The general perception is that pickups must be safer than cars or small SUVs due to their bigger size. But that’s not always the case.
Testing of certain types of impacts shows that pickups actually still lag behind industry standards.
Mindful of this, manufacturers have been working hard to resolve the problem.
One of the crash tests that exposed vulnerabilities for pickups was the Passenger Small-Overlap Crash Test carried out by the IIHS (Insurance Institute for Highway Safety), and which focuses on a frontal collision with only a 25% impact zone. The weak spot in these types of accidents is the front passenger side of the vehicle. Many manufacturers’ products simply provided better protection to the driver than to the front passenger.

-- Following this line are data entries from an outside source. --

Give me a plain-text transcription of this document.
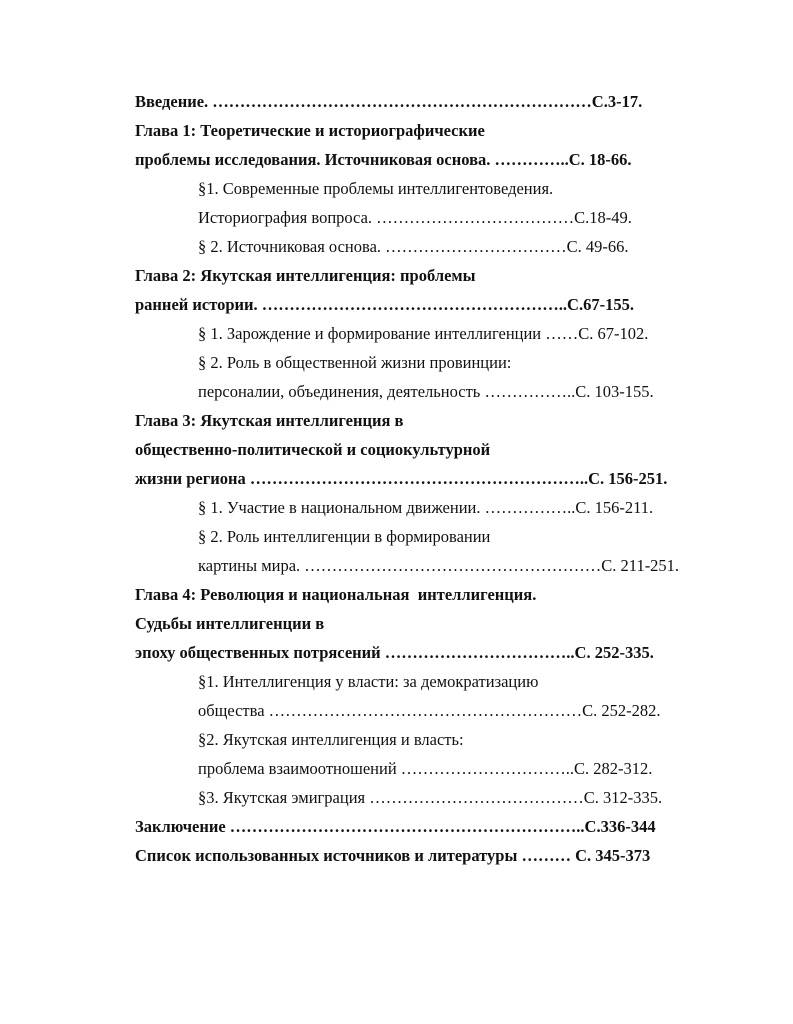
Введение. ……………………………………………………………С.3-17.
Глава 1: Теоретические и историографические
проблемы исследования. Источниковая основа. …………..С. 18-66.
§1. Современные проблемы интеллигентоведения.
Историография вопроса. ………………………………С.18-49.
§ 2. Источниковая основа. ……………………………С. 49-66.
Глава 2: Якутская интеллигенция: проблемы
ранней истории. ………………………………………………..С.67-155.
§ 1. Зарождение и формирование интеллигенции ……С. 67-102.
§ 2. Роль в общественной жизни провинции:
персоналии, объединения, деятельность ……………..С. 103-155.
Глава 3: Якутская интеллигенция в
общественно-политической и социокультурной
жизни региона ……………………………………………………..С. 156-251.
§ 1. Участие в национальном движении. ……………..С. 156-211.
§ 2. Роль интеллигенции в формировании
картины мира. ………………………………………………С. 211-251.
Глава 4: Революция и национальная  интеллигенция.
Судьбы интеллигенции в
эпоху общественных потрясений ……………………………..С. 252-335.
§1. Интеллигенция у власти: за демократизацию
общества …………………………………………………С. 252-282.
§2. Якутская интеллигенция и власть:
проблема взаимоотношений …………………………..С. 282-312.
§3. Якутская эмиграция …………………………………С. 312-335.
Заключение ………………………………………………………..С.336-344
Список использованных источников и литературы ……… С. 345-373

It appears that manufacturers have taken note of the issue and endeavoured to remedy the problem. The best performance in the recent IIHS test of pickups was recorded by the Ford F-150, the Nissan Titan and the RAM 1500.
"We commend Ford, Nissan and Ram for providing state-of-the-art crash protection for both drivers and front passengers of their large pickup models. As a group, however, the pickup class still has a lot of work to do."
- IIHS research chief David Zuby
The three models received the highest possible score from IIHS in testing for passenger small-overlap crashes. Ironically, the Honda Ridgeline was the model that received the highest overall score from the IIHS, even if it did less well on the Passenger Small-Overlap Crash Test.
Unsurprisingly, the worst performer in the IIHS test was also the oldest big pickup on the market, the Toyota Tundra. Another model that’s due for an update, the midsize Nissan Frontier, also did poorly in protecting front passengers. That model’s current generation is over 10 years old.